Верлиока наструнился, напыжился — шмяк об пол! А заяц у него на носу. Верлиока размахнулся, развернулся да так хватил себя по носу, что и дух вон!
— Эй, ребята! — говорит Орешек коту да птичке — синие пёрышки. — Не повезло с ночёвкой. Ну да солдату весь белый свет — дом родной.
Отворил он клетку, отпустил пичугу на волю. Загасил огонь в печи.
— Отъедайся, Кот-коток, вострый коготок, да и гуляй себе на свободе.
Отворил двери, окна и вышел к другу своему, к Месяцу Месяцевичу.

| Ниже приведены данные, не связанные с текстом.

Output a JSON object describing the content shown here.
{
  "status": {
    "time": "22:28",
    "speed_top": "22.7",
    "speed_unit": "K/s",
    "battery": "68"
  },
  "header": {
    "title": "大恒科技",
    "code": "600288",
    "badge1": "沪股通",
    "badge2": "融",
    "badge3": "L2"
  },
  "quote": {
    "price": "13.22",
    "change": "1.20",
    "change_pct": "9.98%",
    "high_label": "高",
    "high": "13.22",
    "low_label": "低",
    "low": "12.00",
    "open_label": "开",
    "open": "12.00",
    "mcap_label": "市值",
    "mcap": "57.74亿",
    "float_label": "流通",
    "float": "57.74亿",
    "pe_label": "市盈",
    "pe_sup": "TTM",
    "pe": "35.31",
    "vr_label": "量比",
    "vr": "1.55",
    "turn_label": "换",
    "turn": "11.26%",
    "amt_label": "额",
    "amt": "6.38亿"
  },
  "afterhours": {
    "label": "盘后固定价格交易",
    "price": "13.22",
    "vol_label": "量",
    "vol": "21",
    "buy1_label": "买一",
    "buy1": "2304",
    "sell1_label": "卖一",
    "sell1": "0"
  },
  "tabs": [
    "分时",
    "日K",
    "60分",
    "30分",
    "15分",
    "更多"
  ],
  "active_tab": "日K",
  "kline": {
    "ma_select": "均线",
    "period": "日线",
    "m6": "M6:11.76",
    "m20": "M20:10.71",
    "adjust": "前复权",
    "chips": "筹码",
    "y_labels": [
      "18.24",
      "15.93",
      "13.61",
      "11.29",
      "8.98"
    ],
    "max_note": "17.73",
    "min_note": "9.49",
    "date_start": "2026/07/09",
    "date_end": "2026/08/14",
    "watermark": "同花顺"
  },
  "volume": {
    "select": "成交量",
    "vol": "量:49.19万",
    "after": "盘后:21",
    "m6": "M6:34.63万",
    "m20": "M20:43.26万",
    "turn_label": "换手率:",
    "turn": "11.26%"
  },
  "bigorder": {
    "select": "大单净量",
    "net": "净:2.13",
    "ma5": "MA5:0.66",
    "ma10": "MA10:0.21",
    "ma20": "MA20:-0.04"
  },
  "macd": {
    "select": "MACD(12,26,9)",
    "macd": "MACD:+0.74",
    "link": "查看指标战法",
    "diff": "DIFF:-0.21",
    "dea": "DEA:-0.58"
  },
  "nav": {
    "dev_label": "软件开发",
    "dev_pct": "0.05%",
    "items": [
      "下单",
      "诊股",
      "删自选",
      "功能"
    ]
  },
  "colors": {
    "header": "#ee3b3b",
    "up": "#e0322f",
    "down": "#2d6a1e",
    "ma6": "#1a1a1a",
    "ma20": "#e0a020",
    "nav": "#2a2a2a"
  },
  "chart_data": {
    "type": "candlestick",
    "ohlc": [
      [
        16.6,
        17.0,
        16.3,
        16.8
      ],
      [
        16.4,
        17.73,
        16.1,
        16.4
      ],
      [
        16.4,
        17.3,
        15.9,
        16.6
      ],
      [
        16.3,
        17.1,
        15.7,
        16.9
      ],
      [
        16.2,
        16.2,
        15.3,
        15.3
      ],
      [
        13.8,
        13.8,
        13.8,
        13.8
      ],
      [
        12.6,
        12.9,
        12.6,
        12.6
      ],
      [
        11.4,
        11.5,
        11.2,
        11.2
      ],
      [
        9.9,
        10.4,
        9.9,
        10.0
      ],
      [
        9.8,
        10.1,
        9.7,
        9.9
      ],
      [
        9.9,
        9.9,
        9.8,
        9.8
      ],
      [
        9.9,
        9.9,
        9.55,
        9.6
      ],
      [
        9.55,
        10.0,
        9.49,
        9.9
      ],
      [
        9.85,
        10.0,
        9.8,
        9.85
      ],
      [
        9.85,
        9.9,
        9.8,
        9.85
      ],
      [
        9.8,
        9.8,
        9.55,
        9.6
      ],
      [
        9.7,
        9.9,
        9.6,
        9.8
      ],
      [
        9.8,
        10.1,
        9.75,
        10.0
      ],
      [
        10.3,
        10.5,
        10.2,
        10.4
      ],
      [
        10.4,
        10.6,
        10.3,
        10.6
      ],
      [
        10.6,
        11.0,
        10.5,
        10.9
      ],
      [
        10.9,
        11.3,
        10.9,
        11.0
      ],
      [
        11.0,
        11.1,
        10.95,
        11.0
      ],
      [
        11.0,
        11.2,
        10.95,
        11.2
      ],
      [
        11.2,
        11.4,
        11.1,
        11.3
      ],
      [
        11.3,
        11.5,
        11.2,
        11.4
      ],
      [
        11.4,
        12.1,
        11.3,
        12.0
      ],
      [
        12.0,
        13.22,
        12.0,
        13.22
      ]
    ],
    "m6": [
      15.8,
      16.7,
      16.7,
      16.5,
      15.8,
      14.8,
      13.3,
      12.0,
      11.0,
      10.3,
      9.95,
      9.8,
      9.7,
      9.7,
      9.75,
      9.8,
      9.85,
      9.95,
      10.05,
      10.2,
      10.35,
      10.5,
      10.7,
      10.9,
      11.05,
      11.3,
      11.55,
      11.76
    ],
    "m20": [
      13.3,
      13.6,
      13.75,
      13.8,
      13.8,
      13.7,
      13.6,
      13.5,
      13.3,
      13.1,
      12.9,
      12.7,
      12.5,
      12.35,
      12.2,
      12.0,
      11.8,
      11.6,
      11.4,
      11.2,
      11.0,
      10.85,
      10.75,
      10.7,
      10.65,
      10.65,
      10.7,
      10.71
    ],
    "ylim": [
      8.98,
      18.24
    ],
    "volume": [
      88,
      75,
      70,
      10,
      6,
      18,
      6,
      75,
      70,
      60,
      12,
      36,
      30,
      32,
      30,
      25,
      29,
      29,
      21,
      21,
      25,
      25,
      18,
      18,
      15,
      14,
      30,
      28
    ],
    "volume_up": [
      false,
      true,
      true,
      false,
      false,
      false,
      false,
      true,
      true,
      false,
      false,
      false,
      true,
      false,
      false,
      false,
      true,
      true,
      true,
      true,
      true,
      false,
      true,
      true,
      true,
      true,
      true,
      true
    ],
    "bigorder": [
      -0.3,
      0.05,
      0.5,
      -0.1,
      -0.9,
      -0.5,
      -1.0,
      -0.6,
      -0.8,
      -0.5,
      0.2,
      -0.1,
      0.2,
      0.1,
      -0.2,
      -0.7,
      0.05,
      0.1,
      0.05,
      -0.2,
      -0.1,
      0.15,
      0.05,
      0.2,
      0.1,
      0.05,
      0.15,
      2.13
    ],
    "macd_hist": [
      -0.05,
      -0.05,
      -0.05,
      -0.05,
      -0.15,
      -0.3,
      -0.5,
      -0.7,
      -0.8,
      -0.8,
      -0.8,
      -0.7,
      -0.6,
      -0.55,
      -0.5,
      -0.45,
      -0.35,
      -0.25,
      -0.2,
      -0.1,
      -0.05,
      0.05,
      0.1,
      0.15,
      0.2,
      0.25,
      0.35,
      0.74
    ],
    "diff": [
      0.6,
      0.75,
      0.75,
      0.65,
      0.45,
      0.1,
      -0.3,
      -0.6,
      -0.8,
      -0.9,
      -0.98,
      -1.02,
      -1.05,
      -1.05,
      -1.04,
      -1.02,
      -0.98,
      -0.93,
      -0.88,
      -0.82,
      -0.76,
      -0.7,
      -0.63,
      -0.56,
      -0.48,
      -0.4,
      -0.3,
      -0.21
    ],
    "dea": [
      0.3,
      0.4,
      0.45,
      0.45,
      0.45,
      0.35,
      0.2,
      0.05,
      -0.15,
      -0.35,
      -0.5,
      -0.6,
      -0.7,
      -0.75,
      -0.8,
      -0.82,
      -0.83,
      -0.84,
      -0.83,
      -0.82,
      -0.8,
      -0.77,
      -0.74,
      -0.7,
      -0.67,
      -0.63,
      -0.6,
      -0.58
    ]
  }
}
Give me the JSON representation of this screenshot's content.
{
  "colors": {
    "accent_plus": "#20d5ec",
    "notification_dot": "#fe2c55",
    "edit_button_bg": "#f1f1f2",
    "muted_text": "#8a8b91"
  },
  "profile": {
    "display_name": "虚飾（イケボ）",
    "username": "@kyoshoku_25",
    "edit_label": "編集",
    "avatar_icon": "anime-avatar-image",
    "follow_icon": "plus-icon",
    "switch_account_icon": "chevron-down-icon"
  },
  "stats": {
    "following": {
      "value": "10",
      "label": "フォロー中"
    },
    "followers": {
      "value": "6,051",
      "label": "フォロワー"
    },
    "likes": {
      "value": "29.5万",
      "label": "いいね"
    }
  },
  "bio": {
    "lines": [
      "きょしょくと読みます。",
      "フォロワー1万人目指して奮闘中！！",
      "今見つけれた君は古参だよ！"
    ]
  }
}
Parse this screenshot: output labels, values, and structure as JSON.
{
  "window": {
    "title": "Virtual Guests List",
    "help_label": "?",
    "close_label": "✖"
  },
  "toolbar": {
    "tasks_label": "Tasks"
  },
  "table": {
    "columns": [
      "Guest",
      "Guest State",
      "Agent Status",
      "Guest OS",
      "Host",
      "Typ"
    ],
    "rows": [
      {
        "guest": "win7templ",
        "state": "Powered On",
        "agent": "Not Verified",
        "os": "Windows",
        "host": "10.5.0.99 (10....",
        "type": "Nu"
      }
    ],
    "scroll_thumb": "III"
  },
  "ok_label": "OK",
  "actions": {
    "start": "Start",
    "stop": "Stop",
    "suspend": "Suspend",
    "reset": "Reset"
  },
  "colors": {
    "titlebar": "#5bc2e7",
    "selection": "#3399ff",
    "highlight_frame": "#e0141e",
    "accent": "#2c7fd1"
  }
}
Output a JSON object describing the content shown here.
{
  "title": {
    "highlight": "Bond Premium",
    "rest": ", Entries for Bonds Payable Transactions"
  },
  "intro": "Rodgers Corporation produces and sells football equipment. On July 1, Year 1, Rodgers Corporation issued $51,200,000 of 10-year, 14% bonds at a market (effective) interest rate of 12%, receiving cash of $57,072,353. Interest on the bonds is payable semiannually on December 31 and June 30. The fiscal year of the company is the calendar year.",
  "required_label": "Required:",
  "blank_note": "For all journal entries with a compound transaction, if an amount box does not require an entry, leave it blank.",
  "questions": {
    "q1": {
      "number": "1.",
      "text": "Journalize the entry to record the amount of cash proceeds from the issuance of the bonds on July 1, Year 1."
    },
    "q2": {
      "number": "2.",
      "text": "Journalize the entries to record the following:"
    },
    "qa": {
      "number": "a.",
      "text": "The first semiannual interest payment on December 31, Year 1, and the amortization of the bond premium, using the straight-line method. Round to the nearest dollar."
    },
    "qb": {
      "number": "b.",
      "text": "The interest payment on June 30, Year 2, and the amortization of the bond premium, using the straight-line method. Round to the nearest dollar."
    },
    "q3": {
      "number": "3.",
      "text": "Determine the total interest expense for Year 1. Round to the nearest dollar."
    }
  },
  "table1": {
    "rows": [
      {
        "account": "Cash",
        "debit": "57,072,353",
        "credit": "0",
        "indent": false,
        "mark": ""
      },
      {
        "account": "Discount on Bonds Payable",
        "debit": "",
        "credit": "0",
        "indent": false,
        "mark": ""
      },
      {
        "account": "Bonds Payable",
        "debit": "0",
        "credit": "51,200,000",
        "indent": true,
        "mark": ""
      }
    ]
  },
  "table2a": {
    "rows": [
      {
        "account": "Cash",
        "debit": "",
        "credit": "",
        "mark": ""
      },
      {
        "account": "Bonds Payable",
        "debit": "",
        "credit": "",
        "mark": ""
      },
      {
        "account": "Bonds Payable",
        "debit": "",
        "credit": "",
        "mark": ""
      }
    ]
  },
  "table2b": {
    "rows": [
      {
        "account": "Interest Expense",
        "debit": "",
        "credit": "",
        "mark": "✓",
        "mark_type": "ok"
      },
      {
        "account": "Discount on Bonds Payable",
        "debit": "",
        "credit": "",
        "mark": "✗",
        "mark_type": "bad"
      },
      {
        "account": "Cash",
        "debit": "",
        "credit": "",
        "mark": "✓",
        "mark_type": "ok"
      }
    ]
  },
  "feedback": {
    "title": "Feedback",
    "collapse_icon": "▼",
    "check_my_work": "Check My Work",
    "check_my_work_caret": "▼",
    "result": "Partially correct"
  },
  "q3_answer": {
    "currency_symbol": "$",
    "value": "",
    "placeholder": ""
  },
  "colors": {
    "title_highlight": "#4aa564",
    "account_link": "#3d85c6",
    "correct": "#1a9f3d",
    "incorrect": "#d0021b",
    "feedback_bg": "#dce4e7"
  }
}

— Постой, братец, на часах, солдату спать пора. Земля — перина, одеяло — небо, заскорузлый корень — подушка, а сны сладкие.
Спит солдат, а месяц на часах стоит.
Солдат Орешек, Чертовка и Анчутка
Пробудился Орешек, когда птицы уж все песни спели. Поглядел по сторонам: лес — зелёный, небо — синее. Вспомнился вчерашний день, и только головой покачал:
— Хитра нечисть, а всё ж человеку не ровня. На гадости только и хватает ума.
Переобулся солдат. Нет воды — росой умылся. Хлеба нет — щавельку пожевал. И в путь. Ать-два, ать-два — тут и лесу конец.
Лужок в ноги ластится. Речка по лужку — донышко золотое. Вместо моста — дерево с берега на берег. А на дереве этом — человек. Подошёл Орешек поближе, так и есть — человек. Девка!
Платье на ней зелёным огнём отливает. Волосы чёрные, как чёрная мгла, а руки белые. В руках — гребень золотой.
Чешет девка волосы гребнем, а сама с солдата глаз не сводит. И всё смеётся, смеётся. Да и сказала вдруг:
— Орешек, что же ты под ноги себе глядишь? Этак и счастье своё прозевать недолго. Иди ко мне! На брёвнышке посидим.
— Отчего же не посидеть! — сел Орешек на брёвнышко, смотрит на девку. — Вот он я. Чего ещё скажешь?
— Скажу — невежливый ты, солдат. К девушке нужно с ласкою подходить, с пряничком. Тогда и тебя полюбят. Клади мне голову на колени, я тебе волосы золотым моим гребнем расчешу, может, и поумнеешь наконец!
— И то правда! — Снял Орешек кивер да и лёг к девке головой на колени.
Запустила девка солдату гребень в волосы, а сама песенку запела:
На Ивана упрямого — кнут,
Захару — с три короба наврут.
Георгию — слава, Петру — хвала,
Тихому Тихону — хлеб да халва.
На Орешка есть Чертовка,
Девка ласковая да ловкая.
Тут Орешек глаза совсем закрыл да как вскочит. Гребень-то и остался у него в волосах.